Ying Sun will join the Department of Electrical Engineering as an assistant professor on Jan. 1, 2021. Sun is a postdoctoral researcher with the School of Industrial Engineering at Purdue University. She received her doctorate degree in electronic and computer engineering from the Hong Kong University of Science and Technology in 2016.
Her research focuses on nonlinear optimization algorithms and statistical learning, with an emphasis on decentralized and collaborative inference methods over networks. She is a co-recipient of a student best paper at the IEEE International Workshop on Computational Advances in Multi-Sensor Adaptive Processing (CAMSAP) 2017. Her overview article on majorization minimization algorithms has been among the Web of Science highly cited papers since 2018.
Chunhao Wang joined the Department of Computer Science and Engineering as an assistant professor on Aug. 15. Prior to that, he was a postdoctoral researcher in the Department of Computer Science at the University of Texas at Austin. He received his doctoral degree in computer science from the University of Waterloo in 2018. He was awarded Canada's top graduate scholarship, the NSERC Alexander Graham Bell Canada Graduate Scholarship, in 2015. His research aims to investigate the connections between quantum and classical algorithms and to find better quantum algorithmic tools related to physical systems.
Dong Xie joined the Department of Computer Science and Engineering as an assistant professor in August 2020. He received his doctoral degree in computer science from the University of Utah in 2020 and his bachelor’s degree in computer science from Shanghai Jiao Tong University in 2015. Xie’s research revolves around building efficient systems to tackle large-scale data problems. In particular, his research lies in distributed database system, spatio-temporal databases, streaming systems, security and data privacy. Xie is a recipient of the Microsoft Research PhD Fellowship in 2018 and other awards such as the Association for Computing Machinery’s Symposium of Cloud Computing 2019 best paper runner-up.

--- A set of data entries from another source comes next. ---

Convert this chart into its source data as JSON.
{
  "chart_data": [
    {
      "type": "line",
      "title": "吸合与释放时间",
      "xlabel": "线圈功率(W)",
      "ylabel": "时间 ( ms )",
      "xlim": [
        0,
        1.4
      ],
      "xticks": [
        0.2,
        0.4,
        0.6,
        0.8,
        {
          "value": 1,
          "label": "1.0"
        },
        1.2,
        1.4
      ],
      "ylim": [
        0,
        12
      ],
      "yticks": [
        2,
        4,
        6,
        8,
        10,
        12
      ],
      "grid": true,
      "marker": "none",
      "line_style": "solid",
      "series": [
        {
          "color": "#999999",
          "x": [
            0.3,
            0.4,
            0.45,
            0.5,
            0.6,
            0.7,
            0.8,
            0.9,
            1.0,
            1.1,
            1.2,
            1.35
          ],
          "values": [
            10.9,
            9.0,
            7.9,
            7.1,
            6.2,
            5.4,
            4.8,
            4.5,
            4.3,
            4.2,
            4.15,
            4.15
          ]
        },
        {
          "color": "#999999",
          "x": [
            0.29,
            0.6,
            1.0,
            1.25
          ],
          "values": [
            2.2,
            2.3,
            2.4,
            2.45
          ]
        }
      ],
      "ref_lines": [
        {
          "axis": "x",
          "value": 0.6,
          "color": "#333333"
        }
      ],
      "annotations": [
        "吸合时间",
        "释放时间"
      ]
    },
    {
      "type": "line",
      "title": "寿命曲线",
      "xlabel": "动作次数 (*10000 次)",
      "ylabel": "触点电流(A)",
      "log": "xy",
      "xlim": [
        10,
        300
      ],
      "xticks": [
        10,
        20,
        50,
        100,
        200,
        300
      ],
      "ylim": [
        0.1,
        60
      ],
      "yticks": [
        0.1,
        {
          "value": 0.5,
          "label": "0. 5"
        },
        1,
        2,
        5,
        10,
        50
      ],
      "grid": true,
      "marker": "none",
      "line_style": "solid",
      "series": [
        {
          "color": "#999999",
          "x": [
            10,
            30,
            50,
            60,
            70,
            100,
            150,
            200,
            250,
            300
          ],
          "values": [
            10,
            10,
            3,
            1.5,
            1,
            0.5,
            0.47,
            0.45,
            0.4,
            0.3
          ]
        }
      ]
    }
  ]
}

Rui Zhang joined the Department of Computer Science and Engineering in July 2020. He finished his doctoral degree at Yale University. His research interest lies in various natural language processing and machine learning problems in language understanding, generation and grounding that require effective understanding of contexts. He is especially interested in interactive and executable semantic parsing, text summarization and generation, commonsense reasoning and cross-lingual document retrieval. While working toward his doctorate, he conducted research internships at IBM Thomas J. Watson Research Center, Grammarly Research and Google AI. He was a graduate student at the University of Michigan and received his bachelor's degrees at both the University of Michigan and Shanghai Jiao Tong University from the UM-SJTU Joint Institute.